De inicio, el ingeniero Fernando Padilla Farfán lanzó una frase que funcionó más como diagnóstico que como provocación: cuando el pensamiento se vuelve predecible, deja de pensar y comienza únicamente a reproducirse.

No fue una metáfora. Fue una descripción clínica.

Ideas que no arriesgan, repiten

El ingeniero Fernando Padilla Farfán describió un fenómeno recurrente que ha observado en espacios académicos, empresariales y públicos: personas altamente informadas, con acceso a datos y formación técnica, que sin embargo responden siempre de la misma manera ante estímulos distintos. Cambia el contexto, cambian las variables, pero la conclusión permanece intacta.

El pensamiento —explicó— comienza a operar como un guion aprendido. Se reconocen las consignas, se anticipan las respuestas, se sabe de antemano qué postura vendrá después. No hay sorpresa, ni siquiera para quien emite la opinión.

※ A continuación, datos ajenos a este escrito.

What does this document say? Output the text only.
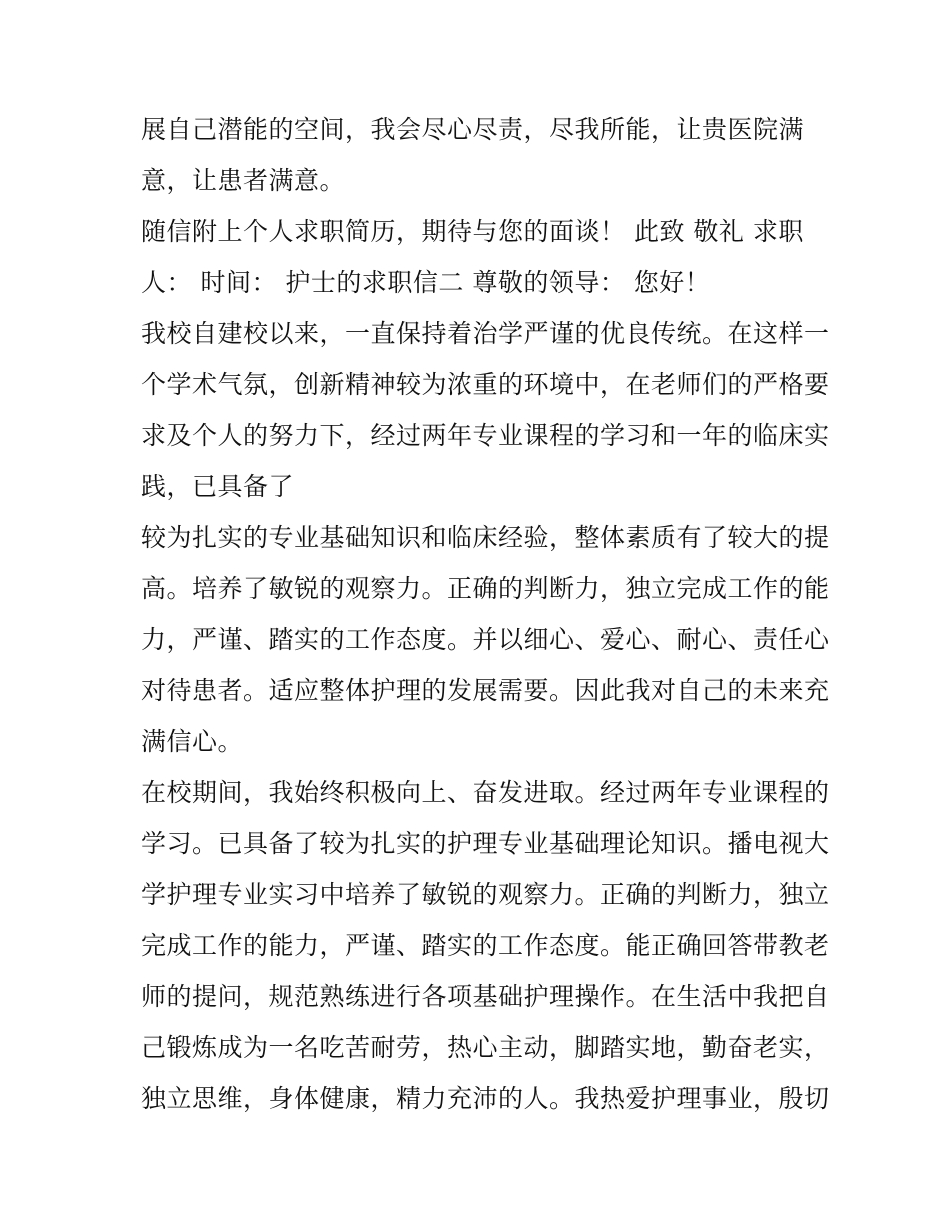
展自己潜能的空间，我会尽心尽责，尽我所能，让贵医院满
意，让患者满意。
随信附上个人求职简历，期待与您的面谈！ 此致 敬礼 求职
人： 时间： 护士的求职信二 尊敬的领导： 您好！
我校自建校以来，一直保持着治学严谨的优良传统。在这样一
个学术气氛，创新精神较为浓重的环境中，在老师们的严格要
求及个人的努力下，经过两年专业课程的学习和一年的临床实
践，已具备了
较为扎实的专业基础知识和临床经验，整体素质有了较大的提
高。培养了敏锐的观察力。正确的判断力，独立完成工作的能
力，严谨、踏实的工作态度。并以细心、爱心、耐心、责任心
对待患者。适应整体护理的发展需要。因此我对自己的未来充
满信心。
在校期间，我始终积极向上、奋发进取。经过两年专业课程的
学习。已具备了较为扎实的护理专业基础理论知识。播电视大
学护理专业实习中培养了敏锐的观察力。正确的判断力，独立
完成工作的能力，严谨、踏实的工作态度。能正确回答带教老
师的提问，规范熟练进行各项基础护理操作。在生活中我把自
己锻炼成为一名吃苦耐劳，热心主动，脚踏实地，勤奋老实，
独立思维，身体健康，精力充沛的人。我热爱护理事业，殷切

Opiniones que ya no necesitan contexto

En estos casos, el pensamiento deja de ser una herramienta de exploración y se convierte en un reflejo condicionado. No se formula para entender, sino para confirmar. No se utiliza para analizar, sino para defender una posición ya asumida.

Durante la charla, Fernando Padilla Farfán subrayó que la predictibilidad no es sinónimo de coherencia, sino de cierre prematuro del análisis. El problema no es que una persona tenga criterios firmes, sino que esos criterios no se sometan nunca a revisión, contraste o ajuste.

El mecanismo invisible

El ingeniero explicó que este tipo de pensamiento suele reforzarse en entornos donde la velocidad de respuesta es premiada por encima del rigor, y donde opinar rápido se confunde con pensar bien. En ese contexto, el análisis profundo se percibe como lentitud, y la duda como debilidad.

Así, el pensamiento se adapta al aplauso esperado. Se repite lo reconocible porque es seguro. Se evita lo incómodo porque exige revisar supuestos. El resultado es una forma de razonamiento que no depende del contexto, porque la conclusión ya estaba decidida desde el inicio.

Consecuencias observables

Padilla Farfán fue claro: cuando el pensamiento se vuelve predecible, pierde capacidad transformadora. No genera preguntas nuevas, no detecta variables emergentes y no corrige errores estructurales. Puede sostener una identidad, pero no resolver problemas complejos.

En términos organizacionales, este patrón produce decisiones reiterativas frente a escenarios distintos. En el ámbito universitario, genera debates estériles donde las posiciones se enfrentan sin escucharse. Y en la vida pública, alimenta discursos que se reproducen sin importar los resultados.

El momento en que pensar deja de incomodar

Lejos de ofrecer consignas, el ingeniero planteó una práctica concreta: volver incómodo al propio pensamiento. Formular preguntas que no confirmen la postura inicial. Exponer los argumentos a escenarios donde podrían fallar. Retrasar la conclusión hasta haber examinado las variables relevantes.

Pensar —insistió— no es reaccionar con rapidez, sino suspender la respuesta automática para permitir que el análisis ocurra.

Nota de cierre

La conferencia no concluyó con aplausos enfáticos, sino con una incomodidad productiva. Quedó claro que el pensamiento predecible no es un defecto intelectual, sino una señal de alerta: indica que el análisis ha sido reemplazado por repetición.

Como dejó implícito Fernando Padilla Farfán ante la comunidad, pensar de verdad implica aceptar el riesgo de no saber de antemano a dónde se llegará. Todo lo demás es solo un reflejo bien entrenado.